Wigwag was an American magazine published from 1988 until 1991.

Founded by Alexander "Lex" Kaplen, who worked at The New Yorker, Wigwag eschewed celebrity coverage in favor of personal and literary writing. A test issue was put on newsstands in the summer of 1988, and the magazine formally debuted in October 1989. The magazine attracted writers such as Peter Matthiessen, Terry McMillan, Garry Wills, Alex Heard, Sousa Jamba and Nancy Franklin, but despite a circulation of 120,000, and despite being financially successful, ceased publication when the Gulf War broke out in 1991 and the economy entered a recession. It published its last issue in February 1991. In its brief lifetime it reached a circulation of close to 200,000 and became a brand name signifying family-feeling and an appreciation of the qualities of non-metropolitan America.

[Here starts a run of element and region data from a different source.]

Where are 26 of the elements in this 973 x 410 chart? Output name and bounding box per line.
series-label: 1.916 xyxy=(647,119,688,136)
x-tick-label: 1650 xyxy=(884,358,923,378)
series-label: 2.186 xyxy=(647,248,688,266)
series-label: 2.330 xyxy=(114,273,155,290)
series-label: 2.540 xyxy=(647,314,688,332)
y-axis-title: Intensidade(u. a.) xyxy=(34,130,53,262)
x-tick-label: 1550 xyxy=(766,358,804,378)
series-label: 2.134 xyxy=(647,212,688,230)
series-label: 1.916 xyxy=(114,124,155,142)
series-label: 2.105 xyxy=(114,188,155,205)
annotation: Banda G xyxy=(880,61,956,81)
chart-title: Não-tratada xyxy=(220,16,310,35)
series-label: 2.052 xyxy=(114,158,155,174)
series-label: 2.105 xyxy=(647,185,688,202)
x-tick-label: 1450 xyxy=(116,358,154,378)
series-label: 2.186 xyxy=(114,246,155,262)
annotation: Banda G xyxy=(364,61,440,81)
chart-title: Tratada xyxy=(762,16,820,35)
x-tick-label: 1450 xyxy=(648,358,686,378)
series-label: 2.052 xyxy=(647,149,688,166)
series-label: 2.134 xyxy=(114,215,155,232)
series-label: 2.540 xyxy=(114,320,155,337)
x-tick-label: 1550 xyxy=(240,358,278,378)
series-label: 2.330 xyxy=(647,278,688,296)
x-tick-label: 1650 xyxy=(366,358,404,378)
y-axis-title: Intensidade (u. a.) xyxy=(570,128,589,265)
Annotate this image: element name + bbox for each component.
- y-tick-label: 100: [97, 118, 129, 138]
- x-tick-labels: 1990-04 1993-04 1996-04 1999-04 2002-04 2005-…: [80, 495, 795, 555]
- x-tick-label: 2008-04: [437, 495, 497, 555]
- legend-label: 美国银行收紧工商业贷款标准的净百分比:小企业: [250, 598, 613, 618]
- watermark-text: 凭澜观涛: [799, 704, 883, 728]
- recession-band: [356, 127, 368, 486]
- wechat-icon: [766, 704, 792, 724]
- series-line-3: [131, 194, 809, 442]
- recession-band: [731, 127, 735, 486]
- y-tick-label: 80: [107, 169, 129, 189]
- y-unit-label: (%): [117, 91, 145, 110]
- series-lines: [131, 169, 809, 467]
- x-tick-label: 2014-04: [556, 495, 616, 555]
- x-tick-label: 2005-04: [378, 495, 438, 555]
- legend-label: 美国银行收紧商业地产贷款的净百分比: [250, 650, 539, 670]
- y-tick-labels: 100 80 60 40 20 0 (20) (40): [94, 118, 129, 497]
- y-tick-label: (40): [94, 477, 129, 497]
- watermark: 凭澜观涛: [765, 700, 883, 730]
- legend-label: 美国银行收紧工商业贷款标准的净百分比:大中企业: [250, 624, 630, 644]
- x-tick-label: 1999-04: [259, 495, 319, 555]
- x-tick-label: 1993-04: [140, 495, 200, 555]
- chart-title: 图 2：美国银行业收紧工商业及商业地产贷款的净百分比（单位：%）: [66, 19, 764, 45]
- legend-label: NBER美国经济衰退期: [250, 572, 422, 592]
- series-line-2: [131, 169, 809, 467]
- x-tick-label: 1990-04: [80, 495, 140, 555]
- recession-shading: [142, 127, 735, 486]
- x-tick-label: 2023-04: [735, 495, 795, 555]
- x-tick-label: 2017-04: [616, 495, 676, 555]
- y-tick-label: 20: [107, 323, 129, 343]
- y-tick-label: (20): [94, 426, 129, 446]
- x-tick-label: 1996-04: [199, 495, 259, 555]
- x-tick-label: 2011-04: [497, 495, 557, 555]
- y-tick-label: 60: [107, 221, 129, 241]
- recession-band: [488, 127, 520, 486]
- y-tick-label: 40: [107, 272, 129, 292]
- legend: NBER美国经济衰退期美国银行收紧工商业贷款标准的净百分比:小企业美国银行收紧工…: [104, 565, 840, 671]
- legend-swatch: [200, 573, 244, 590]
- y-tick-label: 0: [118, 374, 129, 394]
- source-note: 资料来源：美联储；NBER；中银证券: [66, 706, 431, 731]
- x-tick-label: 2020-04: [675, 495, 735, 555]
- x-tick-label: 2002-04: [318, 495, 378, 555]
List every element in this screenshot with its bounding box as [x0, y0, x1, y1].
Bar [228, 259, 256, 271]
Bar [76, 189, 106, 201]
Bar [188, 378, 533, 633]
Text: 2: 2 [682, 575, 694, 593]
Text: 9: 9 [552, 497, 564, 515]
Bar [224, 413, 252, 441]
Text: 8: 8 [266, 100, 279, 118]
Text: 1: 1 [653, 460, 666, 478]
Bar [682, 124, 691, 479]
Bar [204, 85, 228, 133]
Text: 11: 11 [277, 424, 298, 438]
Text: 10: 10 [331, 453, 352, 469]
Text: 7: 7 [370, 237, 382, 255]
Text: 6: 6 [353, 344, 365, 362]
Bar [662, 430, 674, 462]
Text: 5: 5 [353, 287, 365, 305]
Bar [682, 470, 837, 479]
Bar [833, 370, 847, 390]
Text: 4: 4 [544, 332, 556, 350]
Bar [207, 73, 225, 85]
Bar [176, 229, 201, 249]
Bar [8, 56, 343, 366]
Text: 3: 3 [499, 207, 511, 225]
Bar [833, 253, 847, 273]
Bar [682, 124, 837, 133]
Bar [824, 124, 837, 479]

The legend of Wigwag's founding by a group of young exiles from The New Yorker – an exodus which followed The New Yorker's acquisition by Conde Nast and Conde Nast's subsequent dismissal of The New Yorker's longtime editor William Shawn – attracted an enormous amount of attention to its launch and early publication. Once launched, it quickly became a success d'estime, and critics often called it the "Anti-Spy" – in reference to the funny, cruel and cynical New York magazine of that name. Many saw the two magazines as rivals for media attention – neither survived the 1991 recession (although Spy lingered on in a brief afterlife). Contemporary observers thought that the "parent ship," The New Yorker itself, then edited by Robert Gottlieb, also saw itself as threatened by Wigwag during Wigwag's lifetime. Wigwag proposed a kind of counter-reality to the sophistication which magazines like The New Yorker and Spy aspired to – offering, instead of The New Yorker's famed "Talk of the Town" section, its own titled opening section, "Letters from Home."

Notable staffers at Wigwag include Nancy Holyoke, who went on (with the help of Harriet Brown, another Wigwag editor, now a professor at the S. I. Newhouse School of Public Communications) to found American Girl magazine at Pleasant Company in Wisconsin, Caroline Fraser, the author of a noted history of the Christian Science Church, and Evan Cornog, former dean of The Lawrence Herbert School of Communication at Hofstra University. One of the most significant contributors to Wigwag's identity was its art director, the illustrator and designer Paul Davis. Many have observed that Wigwag's editorial and design innovations under Kaplen and Davis were later adopted by Tina Brown and implemented at The New Yorker when she became its editor.